Although the East is emphasized here, there’s a good cross-section of other cultures and locations, too, but it is disappointing there was no mention of Aztec, Mayan, or Celtic sites. The first half of the book is stronger, then seems to taper off and lose drive toward the end. But it’s a worthwhile contribution to travel literature, and a good starting-off point for further reading. Each chapter concludes with biographical information, including the author’s publications. Overall, this is provocative material and a good introduction to new writers.

As the millennium approaches there’s more activity closer to home. Sandra Gurvis’s Way Stations to Heaven catalogues 50 sites in the U.S. where miracles are said to have occurred. Gurvis researched news clippings and databases to write this guidebook to sights and visionaries. She has a light-hearted style and claims objectivity because of her Jewish faith. For each site there’s a description explaining what to expect, with quotes from skeptics and authorities as to whether they are real or fake, plus instructions on how to get there.

The sites include established churches and shrines, land, statues and icons, and group experiences. There’s a high preponderance of visions of Mary and Jesus and Roman Catholic iconography. The events range from the questionable sign made of pasta revealing Jesus’s crown of thorns above the words “Spaghetti Junction,” to the more serious. Rosa Lopez in Florida, for example, claims many apocalyptic messages from Mary, and her Polaroids of such amazing happenings as “mystical lights” surrounding her home are included. Way Stations to Heaven is an entertaining look at the bizarre and the unexplained that will interest the faithful and the ambivalent.

Jon Ortner’s Where Every Breath Is a Prayer is a fine coffee-table book and a visual feat that gives an intimate look at spiritual areas and holy people of Asia, a world that has been unchanged for centuries and whose landscapes give off a sense of mystery.

Ortner is a New York-based photographer whose work has appeared in GEO, Travel & Leisure, and Architectural Digest. He brings to the book a personal overview based on his extensive interest in Eastern philosophy and mountaineering. Ortner’s route moves through spectacular landscapes from the Himalayas to India, Java, and Thailand, and finishes in Bali. The text accompanying the striking photographs is insightful and explains local spiritual practices.

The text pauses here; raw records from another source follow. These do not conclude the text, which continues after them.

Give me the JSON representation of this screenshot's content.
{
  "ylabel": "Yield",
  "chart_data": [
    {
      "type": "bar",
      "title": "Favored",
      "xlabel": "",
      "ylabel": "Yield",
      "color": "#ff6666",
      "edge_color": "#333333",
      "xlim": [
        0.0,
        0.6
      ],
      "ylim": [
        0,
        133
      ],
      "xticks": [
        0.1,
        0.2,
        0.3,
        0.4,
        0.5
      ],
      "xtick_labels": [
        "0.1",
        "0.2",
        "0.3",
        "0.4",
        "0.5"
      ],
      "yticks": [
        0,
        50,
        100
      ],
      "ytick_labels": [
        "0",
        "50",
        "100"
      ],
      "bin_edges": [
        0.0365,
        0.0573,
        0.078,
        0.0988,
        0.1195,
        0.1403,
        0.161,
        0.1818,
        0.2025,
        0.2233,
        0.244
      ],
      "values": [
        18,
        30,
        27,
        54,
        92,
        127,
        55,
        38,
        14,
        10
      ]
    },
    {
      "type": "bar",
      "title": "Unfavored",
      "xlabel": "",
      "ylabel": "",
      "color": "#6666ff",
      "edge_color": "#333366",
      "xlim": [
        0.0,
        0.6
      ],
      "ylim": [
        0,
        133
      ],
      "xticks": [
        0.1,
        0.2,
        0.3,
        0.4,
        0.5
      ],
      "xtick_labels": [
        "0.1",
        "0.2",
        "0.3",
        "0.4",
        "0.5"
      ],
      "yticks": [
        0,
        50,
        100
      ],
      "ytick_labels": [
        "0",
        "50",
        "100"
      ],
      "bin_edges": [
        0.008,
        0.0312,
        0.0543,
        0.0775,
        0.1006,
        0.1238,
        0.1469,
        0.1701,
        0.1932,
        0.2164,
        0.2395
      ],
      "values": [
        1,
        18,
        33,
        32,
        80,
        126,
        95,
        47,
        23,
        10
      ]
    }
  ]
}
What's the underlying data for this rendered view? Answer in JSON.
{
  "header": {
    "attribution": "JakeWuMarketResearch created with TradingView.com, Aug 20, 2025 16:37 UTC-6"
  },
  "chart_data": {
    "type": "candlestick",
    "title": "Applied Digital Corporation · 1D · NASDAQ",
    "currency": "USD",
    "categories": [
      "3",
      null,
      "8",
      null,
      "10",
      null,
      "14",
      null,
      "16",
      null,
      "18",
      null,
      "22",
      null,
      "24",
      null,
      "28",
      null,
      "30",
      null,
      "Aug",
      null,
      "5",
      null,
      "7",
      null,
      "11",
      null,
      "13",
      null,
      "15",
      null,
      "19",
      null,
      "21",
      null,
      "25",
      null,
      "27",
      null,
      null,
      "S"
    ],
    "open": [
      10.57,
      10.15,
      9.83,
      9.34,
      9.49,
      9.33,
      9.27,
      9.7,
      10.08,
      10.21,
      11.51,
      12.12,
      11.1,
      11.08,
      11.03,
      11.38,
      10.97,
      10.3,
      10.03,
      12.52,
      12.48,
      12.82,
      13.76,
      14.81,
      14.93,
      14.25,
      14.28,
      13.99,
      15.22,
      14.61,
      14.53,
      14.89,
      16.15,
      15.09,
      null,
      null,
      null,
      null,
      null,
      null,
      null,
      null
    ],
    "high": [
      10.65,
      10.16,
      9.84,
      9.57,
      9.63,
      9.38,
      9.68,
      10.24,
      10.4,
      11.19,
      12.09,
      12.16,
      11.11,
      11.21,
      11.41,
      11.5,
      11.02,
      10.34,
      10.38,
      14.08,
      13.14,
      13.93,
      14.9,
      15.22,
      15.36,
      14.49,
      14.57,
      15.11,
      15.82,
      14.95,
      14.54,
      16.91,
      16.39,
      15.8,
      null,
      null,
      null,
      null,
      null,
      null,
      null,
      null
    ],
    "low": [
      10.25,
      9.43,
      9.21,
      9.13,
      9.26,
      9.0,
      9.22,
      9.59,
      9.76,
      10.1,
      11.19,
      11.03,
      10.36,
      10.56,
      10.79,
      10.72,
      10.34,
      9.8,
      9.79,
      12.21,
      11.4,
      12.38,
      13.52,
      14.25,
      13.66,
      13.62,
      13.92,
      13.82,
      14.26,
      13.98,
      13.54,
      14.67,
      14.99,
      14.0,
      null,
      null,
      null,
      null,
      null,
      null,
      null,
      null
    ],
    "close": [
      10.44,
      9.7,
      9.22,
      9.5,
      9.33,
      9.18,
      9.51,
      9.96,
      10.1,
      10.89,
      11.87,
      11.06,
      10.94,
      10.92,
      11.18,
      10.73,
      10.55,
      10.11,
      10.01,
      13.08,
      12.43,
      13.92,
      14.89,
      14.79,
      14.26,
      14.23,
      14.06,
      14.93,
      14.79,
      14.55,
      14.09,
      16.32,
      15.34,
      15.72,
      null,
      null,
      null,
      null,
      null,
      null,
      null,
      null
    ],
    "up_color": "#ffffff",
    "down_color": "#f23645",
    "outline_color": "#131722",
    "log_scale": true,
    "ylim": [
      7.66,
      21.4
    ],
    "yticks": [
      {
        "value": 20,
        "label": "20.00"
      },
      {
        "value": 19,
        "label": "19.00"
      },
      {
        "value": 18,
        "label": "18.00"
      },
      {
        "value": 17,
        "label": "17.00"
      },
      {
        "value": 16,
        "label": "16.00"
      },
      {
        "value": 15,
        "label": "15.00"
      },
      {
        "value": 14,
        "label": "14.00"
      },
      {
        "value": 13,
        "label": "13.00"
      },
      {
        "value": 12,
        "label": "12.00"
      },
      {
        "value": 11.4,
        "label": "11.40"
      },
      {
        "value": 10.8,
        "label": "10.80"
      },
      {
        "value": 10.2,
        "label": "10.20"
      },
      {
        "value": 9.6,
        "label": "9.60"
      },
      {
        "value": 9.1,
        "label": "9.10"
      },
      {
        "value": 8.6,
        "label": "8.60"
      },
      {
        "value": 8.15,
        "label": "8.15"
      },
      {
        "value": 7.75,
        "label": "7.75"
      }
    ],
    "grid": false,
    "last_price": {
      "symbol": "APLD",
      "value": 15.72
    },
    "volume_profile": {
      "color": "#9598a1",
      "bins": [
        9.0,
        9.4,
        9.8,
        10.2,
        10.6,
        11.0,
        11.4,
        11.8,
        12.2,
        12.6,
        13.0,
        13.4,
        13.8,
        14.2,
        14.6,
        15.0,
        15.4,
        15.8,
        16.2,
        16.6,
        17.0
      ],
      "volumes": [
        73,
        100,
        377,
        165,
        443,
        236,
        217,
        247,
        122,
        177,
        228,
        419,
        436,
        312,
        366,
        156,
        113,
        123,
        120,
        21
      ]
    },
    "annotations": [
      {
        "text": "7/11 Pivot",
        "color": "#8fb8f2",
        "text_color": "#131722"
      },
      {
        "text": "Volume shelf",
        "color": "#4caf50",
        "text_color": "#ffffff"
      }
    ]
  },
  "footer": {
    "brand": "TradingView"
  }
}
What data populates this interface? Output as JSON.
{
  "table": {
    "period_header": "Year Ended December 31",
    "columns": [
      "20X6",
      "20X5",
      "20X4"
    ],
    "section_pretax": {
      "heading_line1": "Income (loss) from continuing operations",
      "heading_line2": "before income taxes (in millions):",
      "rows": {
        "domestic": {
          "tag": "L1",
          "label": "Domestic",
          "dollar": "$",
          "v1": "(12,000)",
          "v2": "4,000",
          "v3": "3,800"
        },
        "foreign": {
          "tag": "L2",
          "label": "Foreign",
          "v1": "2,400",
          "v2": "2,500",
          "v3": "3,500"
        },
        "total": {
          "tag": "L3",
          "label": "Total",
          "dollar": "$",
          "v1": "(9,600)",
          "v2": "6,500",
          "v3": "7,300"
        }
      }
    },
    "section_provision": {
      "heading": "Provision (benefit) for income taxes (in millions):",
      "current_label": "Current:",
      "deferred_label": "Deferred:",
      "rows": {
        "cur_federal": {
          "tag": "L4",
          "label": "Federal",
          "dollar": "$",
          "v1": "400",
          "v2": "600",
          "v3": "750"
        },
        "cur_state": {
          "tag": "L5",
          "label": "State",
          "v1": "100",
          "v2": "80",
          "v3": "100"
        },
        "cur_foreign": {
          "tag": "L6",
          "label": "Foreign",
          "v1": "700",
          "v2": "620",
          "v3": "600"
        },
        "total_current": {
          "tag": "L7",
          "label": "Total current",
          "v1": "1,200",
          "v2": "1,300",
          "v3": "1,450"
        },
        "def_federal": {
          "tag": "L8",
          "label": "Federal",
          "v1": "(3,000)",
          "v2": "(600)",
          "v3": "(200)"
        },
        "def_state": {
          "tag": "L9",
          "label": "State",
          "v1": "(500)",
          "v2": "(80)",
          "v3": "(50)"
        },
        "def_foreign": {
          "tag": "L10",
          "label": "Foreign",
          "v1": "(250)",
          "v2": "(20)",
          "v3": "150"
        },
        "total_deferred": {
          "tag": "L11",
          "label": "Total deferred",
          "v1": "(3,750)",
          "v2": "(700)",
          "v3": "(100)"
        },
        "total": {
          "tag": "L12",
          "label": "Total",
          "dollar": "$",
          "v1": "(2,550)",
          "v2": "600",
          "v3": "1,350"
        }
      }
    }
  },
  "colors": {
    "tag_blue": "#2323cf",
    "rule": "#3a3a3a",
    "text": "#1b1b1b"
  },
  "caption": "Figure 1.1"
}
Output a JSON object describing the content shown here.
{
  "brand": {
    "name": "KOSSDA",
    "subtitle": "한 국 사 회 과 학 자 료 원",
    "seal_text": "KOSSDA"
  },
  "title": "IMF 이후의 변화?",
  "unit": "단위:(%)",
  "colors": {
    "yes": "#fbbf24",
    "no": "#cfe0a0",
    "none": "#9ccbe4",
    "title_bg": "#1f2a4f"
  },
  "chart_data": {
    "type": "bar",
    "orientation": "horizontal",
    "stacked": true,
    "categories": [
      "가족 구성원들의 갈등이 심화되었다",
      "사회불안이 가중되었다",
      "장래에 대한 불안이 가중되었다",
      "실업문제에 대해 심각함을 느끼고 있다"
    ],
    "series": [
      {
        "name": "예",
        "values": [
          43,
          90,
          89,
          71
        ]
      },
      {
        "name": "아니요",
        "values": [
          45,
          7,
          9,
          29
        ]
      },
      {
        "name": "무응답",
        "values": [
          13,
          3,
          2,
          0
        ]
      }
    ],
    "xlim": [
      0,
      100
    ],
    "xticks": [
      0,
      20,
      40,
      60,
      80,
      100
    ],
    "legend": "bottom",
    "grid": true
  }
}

Walking tours of Nepal, challenging travel for those seeking spiritual treks as well as peace and quiet, are growing in popularity. Frommer’s Nepal is a detailed guide to planning a trip to Nepal and a perfect companion for the neophyte planning a trip to the East. A softcover book with a well-balanced blend of maps and places of interest, the book is filled with information on the historical background of the country, calendar of events, and how to find spiritual and yoga instruction. Families, singles, and couples will find this a good quick-reference guide to places of interest, night life, and trekking routes. There’s an appendix of basic phrases, as well as tips on how to shop for and negotiate bargain prices on carpets and jewelry.

One of the excellent Lonely Planet travel survival series is Tibet by Chris Taylor. Another pocket guide, the book covers the world of Tibet and Tibetan Buddhism, and practical survival topics such as how to get around, how to plan a solo trip, what to take, and how to stay healthy, and takes an in-depth look at monasteries and avoiding “undercover monks,” (Chinese undercover agents ).

In a similar vein, The Traveller’s Guide to Japanese Pilgrimages by Ed Readickher-Henderson offers a wealth of information and inspiration on Japan’s holy traditions. The guide begins by outlining the pilgrimage tradition in Japan and explains how to get started. As in medieval Europe, the traditional season for pilgrimages in Japan runs from mid-March to November. Options include day trips and longer journeys, and the book gives a detailed look at the three most popular routes in the country: Mount Hiei, Saigoku Kannon, and Shikoku Kobo Daishi. Myths and stories about shrines are told in a concise narrative style, and there are many colour photographs. Pilgrimage in Japan, as elsewhere in Asia, remains a vital part of life.

Back in Europe, focused on the creative inspirations of faith, is Sister Wendy’s Grand Tour: Discovering Europe’s Great Art. Many may remember Sister Wendy’s enthusiastic style in her recent BBC series on art. This book discusses masterpieces in 10 continental cities, ranging from Madrid and Rome to St. Petersburg. As Sister Wendy points out in her preface, she didn’t want to leave her solitude as a Carmelite nun in Norfolk, and she didn’t have a great desire to go on a grand tour. She says she didn’t go to sightsee, but to enjoy “with gratitude this great chance to see some of the most wonderful things that human beings have ever created.” The book has 62 high-quality plates with text alongside, and there are helpful brief lives of the artists included in the appendix. Sister Wendy writes as well as she speaks, with sensitivity and unpretentious insight. She always manages to find a spiritual message and a new way of looking at the artists’ work. In Fra Angelico’s Annunciation, for example, Sister Wendy points out the silence and peace of the tone, “so as not to drown out the heavenly greeting that comes to all of us.” And in Cezanne’s The Bathers, the figures are clothed in nature. The trees are “not real trees any more than these are real bathers, but the essence of tree, just as the young men are essential flesh. This anxious, beautiful joy is something that we actually need.” Sister Wendy’s Grand Tour is a beautifully written work about the masterpieces of Europe that could be enjoyed by an art lover looking for fresh perspectives, as well as an adolescent just beginning to explore and appreciate the visual arts.